Scrivi però le ragioni,
forse devo altro dolore.
Voglio avere la coscienza in pace
di avere sofferto per tutto.
Scrivi che piango per uno specchio.
Un tempo oggetto ornamentale,
oggi oracolo.
Per la brusca buonanotte
che danno le poche possibilità
e si dileguano.
Scrivi che piango per la tua finestra,
chiusa e senza saluti,
melanconica per nascita.
Per gli uccelli dell’ultimo decennio.
Il loro terrore delle antenne televisive.
Per il loro adattarsi
e svolazzare
tra questi alberi di ferro.
Scrivi.
Per questo sabato sera sepolto
tra due cipressi
nella chiesa di campagna.
Per la luna in lutto – indossa
una cravatta nera nuvola,
scrivi che piange.
Piango perché mi hai chiesto
se ho visto la luna piena.
No, non ho visto niente di pieno, non ho vissuto.

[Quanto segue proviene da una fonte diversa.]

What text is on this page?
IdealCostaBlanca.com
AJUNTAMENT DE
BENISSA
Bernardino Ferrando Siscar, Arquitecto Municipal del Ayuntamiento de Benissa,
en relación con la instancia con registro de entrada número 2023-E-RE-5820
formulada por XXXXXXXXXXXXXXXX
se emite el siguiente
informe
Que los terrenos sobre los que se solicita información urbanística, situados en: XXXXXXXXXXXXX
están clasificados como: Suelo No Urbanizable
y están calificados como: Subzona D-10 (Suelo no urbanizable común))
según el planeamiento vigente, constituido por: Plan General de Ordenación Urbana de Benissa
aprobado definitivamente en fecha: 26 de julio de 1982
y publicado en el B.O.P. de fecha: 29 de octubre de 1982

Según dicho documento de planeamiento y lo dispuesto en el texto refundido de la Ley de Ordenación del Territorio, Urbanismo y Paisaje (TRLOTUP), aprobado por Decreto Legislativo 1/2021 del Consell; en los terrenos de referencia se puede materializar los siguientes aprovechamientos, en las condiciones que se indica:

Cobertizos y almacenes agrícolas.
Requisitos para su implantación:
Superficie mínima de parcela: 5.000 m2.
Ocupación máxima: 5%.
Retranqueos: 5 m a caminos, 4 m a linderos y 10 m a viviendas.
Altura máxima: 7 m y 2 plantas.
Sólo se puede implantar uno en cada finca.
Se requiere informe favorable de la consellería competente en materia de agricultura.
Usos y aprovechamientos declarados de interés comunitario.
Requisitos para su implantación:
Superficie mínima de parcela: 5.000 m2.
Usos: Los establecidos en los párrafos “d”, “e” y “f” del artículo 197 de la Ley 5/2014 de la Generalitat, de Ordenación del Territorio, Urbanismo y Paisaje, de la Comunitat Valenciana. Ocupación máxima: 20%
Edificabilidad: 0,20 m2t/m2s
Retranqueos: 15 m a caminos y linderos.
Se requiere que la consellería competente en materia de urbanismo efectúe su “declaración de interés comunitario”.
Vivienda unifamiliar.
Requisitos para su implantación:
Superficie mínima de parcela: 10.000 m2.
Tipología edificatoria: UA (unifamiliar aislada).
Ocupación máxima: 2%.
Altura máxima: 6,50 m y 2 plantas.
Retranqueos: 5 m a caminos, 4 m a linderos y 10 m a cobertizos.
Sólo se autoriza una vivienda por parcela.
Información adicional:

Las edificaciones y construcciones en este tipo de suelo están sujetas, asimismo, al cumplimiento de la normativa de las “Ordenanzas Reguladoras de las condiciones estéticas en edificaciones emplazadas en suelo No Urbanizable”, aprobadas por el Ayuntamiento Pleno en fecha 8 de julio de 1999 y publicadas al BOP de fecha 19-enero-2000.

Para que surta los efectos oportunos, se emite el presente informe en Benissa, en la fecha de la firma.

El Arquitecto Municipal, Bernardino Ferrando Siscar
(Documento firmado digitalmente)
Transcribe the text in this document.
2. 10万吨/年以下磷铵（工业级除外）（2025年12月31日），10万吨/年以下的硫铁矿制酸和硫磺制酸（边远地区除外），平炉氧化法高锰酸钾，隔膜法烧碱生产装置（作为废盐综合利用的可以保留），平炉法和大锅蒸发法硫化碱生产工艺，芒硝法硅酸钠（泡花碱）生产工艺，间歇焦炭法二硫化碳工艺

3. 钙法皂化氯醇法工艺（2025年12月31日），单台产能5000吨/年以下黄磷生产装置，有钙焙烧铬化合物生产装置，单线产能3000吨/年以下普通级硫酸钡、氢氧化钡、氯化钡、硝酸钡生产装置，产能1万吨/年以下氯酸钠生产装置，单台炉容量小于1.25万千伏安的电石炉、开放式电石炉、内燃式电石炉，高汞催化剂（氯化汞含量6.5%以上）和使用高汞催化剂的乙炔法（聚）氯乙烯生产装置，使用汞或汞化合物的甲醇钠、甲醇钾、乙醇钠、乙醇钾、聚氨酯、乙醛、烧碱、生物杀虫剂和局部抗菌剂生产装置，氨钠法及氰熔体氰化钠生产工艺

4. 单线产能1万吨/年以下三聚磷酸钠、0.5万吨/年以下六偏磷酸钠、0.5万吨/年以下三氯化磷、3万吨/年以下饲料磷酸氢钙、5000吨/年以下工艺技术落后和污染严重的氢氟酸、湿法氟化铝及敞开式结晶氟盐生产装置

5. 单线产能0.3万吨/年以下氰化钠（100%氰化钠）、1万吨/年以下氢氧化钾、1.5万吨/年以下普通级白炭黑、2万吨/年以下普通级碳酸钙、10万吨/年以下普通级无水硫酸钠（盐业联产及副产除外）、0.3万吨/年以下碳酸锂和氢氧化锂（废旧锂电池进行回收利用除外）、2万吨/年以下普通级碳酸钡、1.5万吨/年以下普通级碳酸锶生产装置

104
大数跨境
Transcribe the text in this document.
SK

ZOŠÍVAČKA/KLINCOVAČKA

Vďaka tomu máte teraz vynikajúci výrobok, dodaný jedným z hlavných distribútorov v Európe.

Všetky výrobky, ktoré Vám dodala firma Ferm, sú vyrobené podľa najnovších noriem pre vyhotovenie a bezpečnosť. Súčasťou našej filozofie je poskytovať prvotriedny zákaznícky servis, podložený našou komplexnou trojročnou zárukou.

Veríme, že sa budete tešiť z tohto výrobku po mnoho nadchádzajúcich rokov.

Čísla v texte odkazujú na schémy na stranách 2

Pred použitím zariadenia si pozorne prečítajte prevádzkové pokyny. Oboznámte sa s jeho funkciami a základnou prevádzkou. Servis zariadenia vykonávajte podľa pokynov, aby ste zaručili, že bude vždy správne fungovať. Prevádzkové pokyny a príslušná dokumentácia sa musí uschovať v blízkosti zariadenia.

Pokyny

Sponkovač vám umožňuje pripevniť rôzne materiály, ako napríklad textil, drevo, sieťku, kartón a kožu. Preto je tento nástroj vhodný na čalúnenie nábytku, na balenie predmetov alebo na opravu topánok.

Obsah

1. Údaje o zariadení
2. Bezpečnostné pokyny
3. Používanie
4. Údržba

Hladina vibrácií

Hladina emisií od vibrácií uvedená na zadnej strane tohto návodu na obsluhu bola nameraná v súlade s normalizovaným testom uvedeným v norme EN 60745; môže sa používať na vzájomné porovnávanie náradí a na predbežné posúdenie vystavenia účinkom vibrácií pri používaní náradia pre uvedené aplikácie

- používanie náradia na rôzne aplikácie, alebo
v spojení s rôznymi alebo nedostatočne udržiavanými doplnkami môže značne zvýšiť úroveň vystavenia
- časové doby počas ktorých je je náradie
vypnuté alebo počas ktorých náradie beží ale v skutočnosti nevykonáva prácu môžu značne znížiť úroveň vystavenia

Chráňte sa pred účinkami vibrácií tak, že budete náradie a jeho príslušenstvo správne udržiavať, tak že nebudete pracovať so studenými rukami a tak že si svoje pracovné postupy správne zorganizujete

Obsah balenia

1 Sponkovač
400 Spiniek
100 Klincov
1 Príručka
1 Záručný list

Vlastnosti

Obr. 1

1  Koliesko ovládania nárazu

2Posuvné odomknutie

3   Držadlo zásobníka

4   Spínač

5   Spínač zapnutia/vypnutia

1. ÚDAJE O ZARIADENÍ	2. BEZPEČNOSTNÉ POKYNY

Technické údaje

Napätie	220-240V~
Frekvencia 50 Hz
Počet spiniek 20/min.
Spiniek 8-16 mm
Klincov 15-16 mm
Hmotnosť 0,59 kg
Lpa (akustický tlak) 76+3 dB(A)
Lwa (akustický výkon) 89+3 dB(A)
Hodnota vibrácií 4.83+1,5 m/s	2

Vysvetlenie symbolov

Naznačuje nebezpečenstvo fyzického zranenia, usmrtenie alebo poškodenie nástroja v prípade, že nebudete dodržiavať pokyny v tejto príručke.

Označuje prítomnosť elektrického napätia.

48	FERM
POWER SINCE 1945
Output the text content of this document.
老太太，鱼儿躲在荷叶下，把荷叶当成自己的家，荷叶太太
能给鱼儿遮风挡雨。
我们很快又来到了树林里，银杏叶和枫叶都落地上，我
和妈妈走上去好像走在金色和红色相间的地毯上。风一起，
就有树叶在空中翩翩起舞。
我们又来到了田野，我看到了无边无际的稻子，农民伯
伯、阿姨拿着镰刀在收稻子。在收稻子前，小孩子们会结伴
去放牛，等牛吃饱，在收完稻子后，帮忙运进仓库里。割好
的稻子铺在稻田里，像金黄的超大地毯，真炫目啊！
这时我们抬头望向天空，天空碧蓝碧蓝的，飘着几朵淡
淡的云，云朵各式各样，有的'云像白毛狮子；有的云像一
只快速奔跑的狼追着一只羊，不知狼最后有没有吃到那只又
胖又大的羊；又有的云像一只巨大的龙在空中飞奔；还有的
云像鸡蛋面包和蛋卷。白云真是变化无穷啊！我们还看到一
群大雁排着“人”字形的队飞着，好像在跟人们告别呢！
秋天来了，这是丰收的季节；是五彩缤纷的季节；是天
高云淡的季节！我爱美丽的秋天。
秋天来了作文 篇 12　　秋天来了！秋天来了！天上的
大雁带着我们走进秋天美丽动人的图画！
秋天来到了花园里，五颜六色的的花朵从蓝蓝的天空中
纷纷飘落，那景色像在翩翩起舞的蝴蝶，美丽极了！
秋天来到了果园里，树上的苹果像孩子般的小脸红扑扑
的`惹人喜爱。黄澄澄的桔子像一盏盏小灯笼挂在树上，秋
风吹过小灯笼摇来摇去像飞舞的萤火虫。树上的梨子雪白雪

Piango perché i ragazzi portano lo zaino
come una conoscenza già completa,
e non entrano nel tenero rassicurante
delle ore ancora acerbe
e non giocano.
Scrivi che piango per le madri.
Le più antiche madri.
Belle ed esili,
amanti delle finestre,
arpiste della vedetta
che la morte ha colto impreparate
e sono longeve materne
nelle fotografie del salotto
e nei ricami.
Piango perché hanno acceso le luci
e la domenica gatta raggomitolata
sulla mia finestra.
Scrivi che piango per le bufere,
il poco cibo,
per tutto il Poco,
per i terremoti
senza preavviso.
Piango perché va sprecata
la notizia che mi hai dato
della prima farfalla vista ieri.
Piango perché non fa notizia l’effimero.
Scrivi. Piango
perché la sorte si è chiusa in casa,
la dilazione è arrivata al boia,
la borraccia è arrivata nel deserto,
la gioventù nella fotografia .
Piango perché chissà chi chiuderà
dei miei giorni gli occhi.
Innaffia tu la pianta
e lasciami piangere perché…
(da L’adolescenza dell’oblio, Crocetti, 2000 – Traduzione di Paola Maria Minucci)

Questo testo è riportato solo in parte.